Dual Convolutional LSTM Network for Referring Image Segmentation
This work addresses the problem of segmenting objects in images based on natural language queries, which is important for applications in computer vision and human-computer interaction, but it appears incremental as it builds on existing ConvLSTM and attention mechanisms.
The authors tackled referring image segmentation by proposing a dual convolutional LSTM network that integrates visual and linguistic features with attention, achieving superior performance on four challenging datasets compared to state-of-the-art methods.

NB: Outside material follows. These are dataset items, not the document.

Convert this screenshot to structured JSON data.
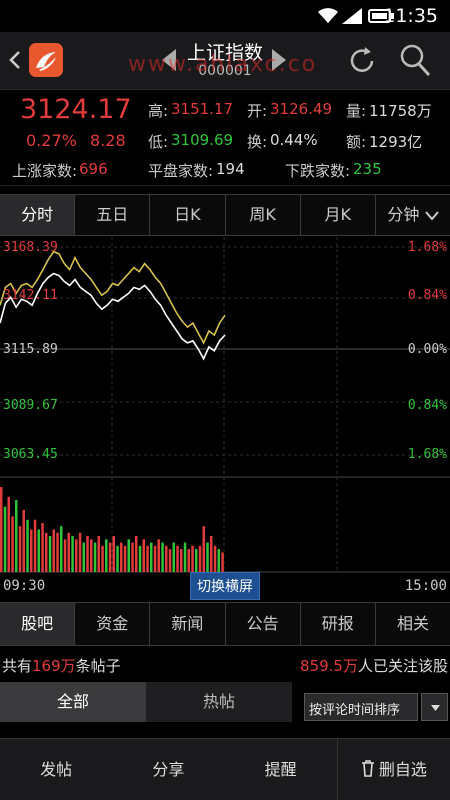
{
  "status": {
    "time": "11:35"
  },
  "header": {
    "back_icon": "chevron-left-icon",
    "title": "上证指数",
    "code": "000001",
    "watermark": "www.ahlaxc.co"
  },
  "quote": {
    "price": "3124.17",
    "change_pct": "0.27%",
    "change": "8.28",
    "high_label": "高:",
    "high": "3151.17",
    "open_label": "开:",
    "open": "3126.49",
    "vol_label": "量:",
    "vol": "11758万",
    "low_label": "低:",
    "low": "3109.69",
    "turnover_label": "换:",
    "turnover": "0.44%",
    "amount_label": "额:",
    "amount": "1293亿",
    "up_label": "上涨家数:",
    "up": "696",
    "flat_label": "平盘家数:",
    "flat": "194",
    "down_label": "下跌家数:",
    "down": "235"
  },
  "period_tabs": [
    "分时",
    "五日",
    "日K",
    "周K",
    "月K",
    "分钟"
  ],
  "chart": {
    "y_left": [
      "3168.39",
      "3142.11",
      "3115.89",
      "3089.67",
      "3063.45"
    ],
    "y_right": [
      "1.68%",
      "0.84%",
      "0.00%",
      "0.84%",
      "1.68%"
    ],
    "x_start": "09:30",
    "x_end": "15:00",
    "landscape_button": "切换横屏"
  },
  "chart_data": {
    "type": "line",
    "title": "",
    "ylim": [
      3063.45,
      3168.39
    ],
    "series": [
      {
        "values": [
          3139,
          3148,
          3150,
          3145,
          3149,
          3150,
          3148,
          3152,
          3157,
          3162,
          3166,
          3165,
          3160,
          3157,
          3163,
          3158,
          3155,
          3152,
          3148,
          3144,
          3146,
          3150,
          3149,
          3152,
          3155,
          3158,
          3156,
          3160,
          3157,
          3153,
          3150,
          3145,
          3140,
          3135,
          3131,
          3128,
          3130,
          3125,
          3120,
          3126,
          3124,
          3130,
          3134
        ]
      },
      {
        "values": [
          3130,
          3140,
          3143,
          3138,
          3142,
          3141,
          3139,
          3145,
          3150,
          3153,
          3155,
          3154,
          3151,
          3149,
          3152,
          3148,
          3146,
          3144,
          3140,
          3137,
          3139,
          3142,
          3141,
          3143,
          3145,
          3148,
          3147,
          3149,
          3146,
          3142,
          3139,
          3134,
          3130,
          3126,
          3122,
          3120,
          3121,
          3117,
          3112,
          3118,
          3116,
          3121,
          3124
        ]
      }
    ],
    "volume": [
      26,
      20,
      23,
      17,
      22,
      14,
      19,
      16,
      13,
      16,
      13,
      15,
      12,
      11,
      13,
      12,
      14,
      10,
      12,
      11,
      10,
      12,
      9,
      11,
      10,
      9,
      11,
      8,
      10,
      9,
      11,
      8,
      9,
      8,
      10,
      9,
      11,
      8,
      10,
      8,
      9,
      8,
      10,
      9,
      8,
      7,
      9,
      8,
      7,
      9,
      7,
      8,
      7,
      8,
      14,
      9,
      11,
      8,
      7,
      6
    ]
  },
  "content_tabs": [
    "股吧",
    "资金",
    "新闻",
    "公告",
    "研报",
    "相关"
  ],
  "forum": {
    "posts_prefix": "共有",
    "posts_count": "169万",
    "posts_suffix": "条帖子",
    "followers_count": "859.5万",
    "followers_suffix": "人已关注该股"
  },
  "filter": {
    "all": "全部",
    "hot": "热帖",
    "sort": "按评论时间排序"
  },
  "bottom": {
    "post": "发帖",
    "share": "分享",
    "remind": "提醒",
    "remove": "删自选"
  },
  "colors": {
    "up": "#e23b3b",
    "down": "#31c43b",
    "price_line": "#ffffff",
    "avg_line": "#d8c24a",
    "logo": "#e8582e",
    "accent_button": "#1f4f93"
  }
}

We consider referring image segmentation. It is a problem at the intersection of computer vision and natural language understanding. Given an input image and a referring expression in the form of a natural language sentence, the goal is to segment the object of interest in the image referred by the linguistic query. To this end, we propose a dual convolutional LSTM (ConvLSTM) network to tackle this problem. Our model consists of an encoder network and a decoder network, where ConvLSTM is used in both encoder and decoder networks to capture spatial and sequential information. The encoder network extracts visual and linguistic features for each word in the expression sentence, and adopts an attention mechanism to focus on words that are more informative in the multimodal interaction. The decoder network integrates the features generated by the encoder network at multiple levels as its input and produces the final precise segmentation mask. Experimental results on four challenging datasets demonstrate that the proposed network achieves superior segmentation performance compared with other state-of-the-art methods.